While meeting the 1999 standards on landscaping and upkeep would impose extra costs on lot owners, including the loss of some spaces, Minneapolis has, for decades, borne the cost of neglect, ugliness and lost potential. It's a cost that's harder to calculate but no less real.

Both sides are at fault. The city shouldn't have passed ordinances that it didn't intend to enforce or that it could not successfully defend. Lot owners should have maintained their property, at least to minimal standards. They have, after all, enjoyed a sweetheart deal for decades: low taxes, no maintenance costs to speak of, no apparent civic pride and no pressure from city officials who seemed happy to turn a blind eye.

Council Member Lisa Goodman struck a positive blow in 2009 when she placed a moratorium on new surface lots downtown.
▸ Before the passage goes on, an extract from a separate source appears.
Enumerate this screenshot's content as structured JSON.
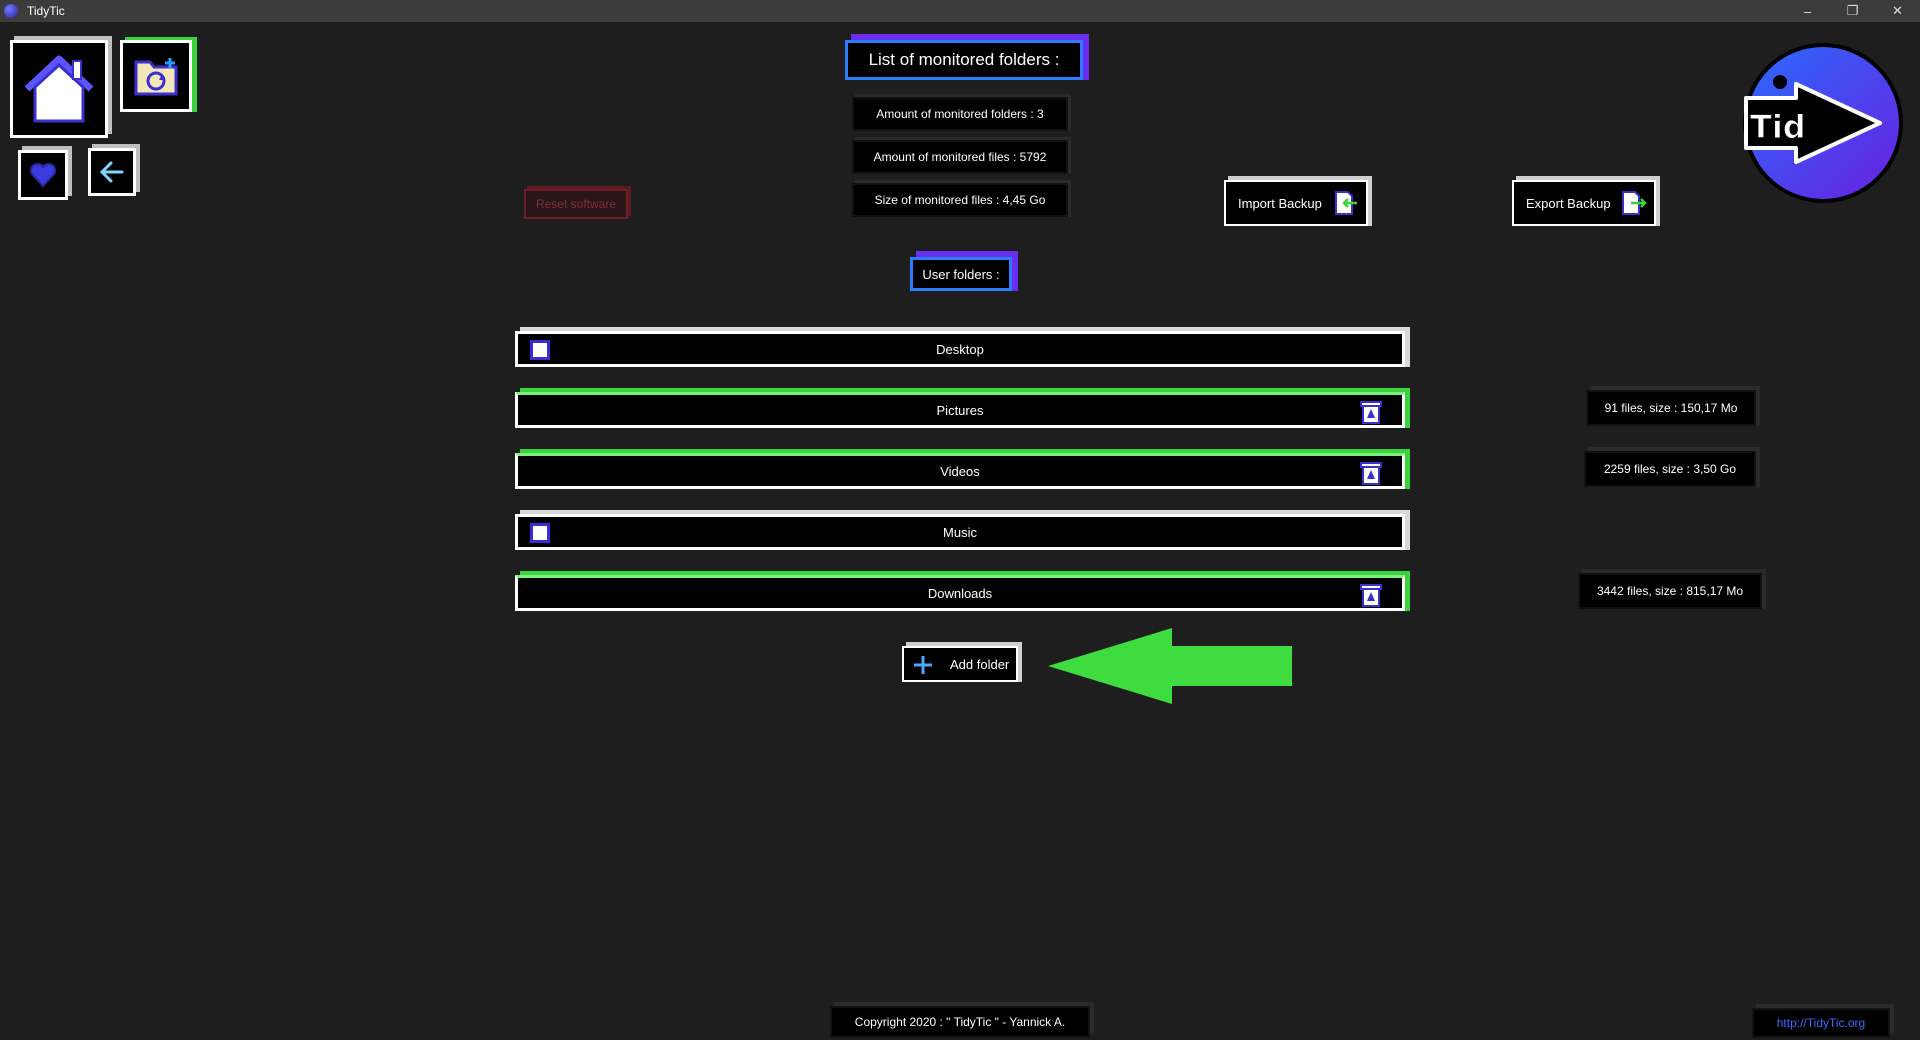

Now, Frey's efforts, despite his frustrations, should be applauded and encouraged.

The current downtown building boom helps a bit. Frey estimates that one-third of the 70 commercial lots and 70 accessory lots (parking for employees, for example) will be redeveloped — including aging lots previously owned by the Star Tribune — or are being considered for redevelopment at some point.

Even so, that leaves scores of ugly surface lots that the city, it seems, is stuck with for the foreseeable future.